The second company that we met on the fourth day was Elasticsearch, another company that work with the OpenSource model with an interesting solution for the analytics of Big Data.

ITPressTour-LogoShay Banon (Elasticsearch Creator, Co-Founder, and CTO), Gaurav Gupta (VP Product Management) and Aaron Katz (SVP of Worldwide Field Operations) have explain the company origin and their vision and mission.

Elasticsearch is an Open Source distributed real time search engine that can be used to improve analytics aspects on big data.

Elasticsearch is Open Source under the Apache 2 License. The code is hosted at GitHub and they receive contributions from the company but also from a large community, whether they are bug reports, feature requests, document improvements or patches to Elasticsearch itself (see How to contribute to Elasticsearch). Elasticsearch is rapidly becoming the world’s most popular open source search solution.

The company was founded in 2012 by the people behind Elasticsearch and Apache Lucene and was initially based in Amsterdam (Holland) and build from several European people (see the board and the team). Using the OpenSource model the company provide reliable and scalable support and professional services: to give their customers unmatched support, the core engineering team that built and maintains the open source search engine is the same team training and consulting customers in various phases of the development and deployment cycles.

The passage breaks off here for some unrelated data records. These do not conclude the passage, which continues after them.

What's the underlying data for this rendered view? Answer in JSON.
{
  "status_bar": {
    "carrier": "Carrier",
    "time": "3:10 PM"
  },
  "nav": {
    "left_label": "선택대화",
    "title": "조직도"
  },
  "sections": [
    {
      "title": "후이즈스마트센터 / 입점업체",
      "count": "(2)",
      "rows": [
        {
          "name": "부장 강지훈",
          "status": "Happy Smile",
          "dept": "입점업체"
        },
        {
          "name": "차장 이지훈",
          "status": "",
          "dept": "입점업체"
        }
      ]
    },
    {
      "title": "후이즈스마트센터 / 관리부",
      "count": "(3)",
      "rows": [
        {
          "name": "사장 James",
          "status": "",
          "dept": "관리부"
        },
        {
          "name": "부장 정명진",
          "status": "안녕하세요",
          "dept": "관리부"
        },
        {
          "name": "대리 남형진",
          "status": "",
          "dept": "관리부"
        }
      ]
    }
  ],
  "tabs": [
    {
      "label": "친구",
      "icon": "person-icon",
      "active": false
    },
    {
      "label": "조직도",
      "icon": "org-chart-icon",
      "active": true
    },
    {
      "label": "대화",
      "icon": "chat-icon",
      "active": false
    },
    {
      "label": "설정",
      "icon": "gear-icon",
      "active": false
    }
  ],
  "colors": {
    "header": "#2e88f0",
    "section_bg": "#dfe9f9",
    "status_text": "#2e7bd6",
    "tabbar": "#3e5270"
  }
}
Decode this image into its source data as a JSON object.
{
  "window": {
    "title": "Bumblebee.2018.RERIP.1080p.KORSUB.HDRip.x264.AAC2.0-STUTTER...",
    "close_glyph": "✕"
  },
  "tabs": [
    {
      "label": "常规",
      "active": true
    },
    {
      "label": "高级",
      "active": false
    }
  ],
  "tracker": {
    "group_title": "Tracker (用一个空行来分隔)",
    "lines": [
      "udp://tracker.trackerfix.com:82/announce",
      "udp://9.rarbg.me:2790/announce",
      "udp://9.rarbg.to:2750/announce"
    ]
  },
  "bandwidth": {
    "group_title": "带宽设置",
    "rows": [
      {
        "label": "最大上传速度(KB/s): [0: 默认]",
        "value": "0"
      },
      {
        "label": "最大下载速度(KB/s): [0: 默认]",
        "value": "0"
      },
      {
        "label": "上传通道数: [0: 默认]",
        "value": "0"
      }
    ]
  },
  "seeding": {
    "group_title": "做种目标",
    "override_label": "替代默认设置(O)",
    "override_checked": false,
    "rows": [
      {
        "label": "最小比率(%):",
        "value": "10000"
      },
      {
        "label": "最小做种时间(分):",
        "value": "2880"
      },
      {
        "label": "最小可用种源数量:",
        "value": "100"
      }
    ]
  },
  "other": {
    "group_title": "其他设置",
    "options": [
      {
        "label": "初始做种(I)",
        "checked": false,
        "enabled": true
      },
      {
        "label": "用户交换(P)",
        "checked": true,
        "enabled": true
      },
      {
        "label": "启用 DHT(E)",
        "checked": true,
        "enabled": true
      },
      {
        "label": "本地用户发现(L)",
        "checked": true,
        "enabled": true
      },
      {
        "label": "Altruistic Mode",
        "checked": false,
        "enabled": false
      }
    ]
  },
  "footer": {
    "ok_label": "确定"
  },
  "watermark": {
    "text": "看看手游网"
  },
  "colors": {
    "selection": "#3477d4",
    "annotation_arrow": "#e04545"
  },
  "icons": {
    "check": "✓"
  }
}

They provided the Elasticsearch ELK Stack: an end-to-end stack that delivers actionable insights in real-time from almost any type of structured and unstructured data source. This stack is composed by different products:

  • Elasticsearch: a flexible and powerful open source, distributed, real-time search and analytics engine. Architected from the ground up for use in distributed environments where reliability and scalability are must haves, Elasticsearch gives you the ability to move easily beyond simple full-text search. Through its robust set of APIs and query DSLs, plus clients for the most popular programming languages, Elasticsearch delivers on the near limitless promises of search technology.
  • Logstash: helps take logs and other time based event data from any system and store it in a single place for additional transformation and processing. Logstash will scrub your logs and parse all data sources into an easy to read JSON format. The most popular open source logging solution in the market today, Logstash lets users get up and running in just minutes.
    There is also an Hadoop Connector in order to retrive data directly from an Hadoop environment.
  • Kibana: is Elasticsearch’s data visualization engine, allowing you to natively interact with all your data in Elasticsearch via custom dashboards. Kibana’s dynamic dashboard panels are savable, shareable and exportable, displaying changes to queries into Elasticsearch in real-time. You can perform data analysis in Kibana’s beautiful user interface using pre-designed dashboards or update these dashboards in real-time for on-the-fly data analysis.

But also the company provide non OpenSource products , like marvel a monitor and management plugin that instantly provides much-needed visibility into a deployment, both in real time and historically, making it simple to understand the root cause of any issue with your Elasticsearch clusters. And the company itself provide not only support, but also training and the organization of events like elastic{on} (the 2015 edition will be on March 9-11 at San Francisco).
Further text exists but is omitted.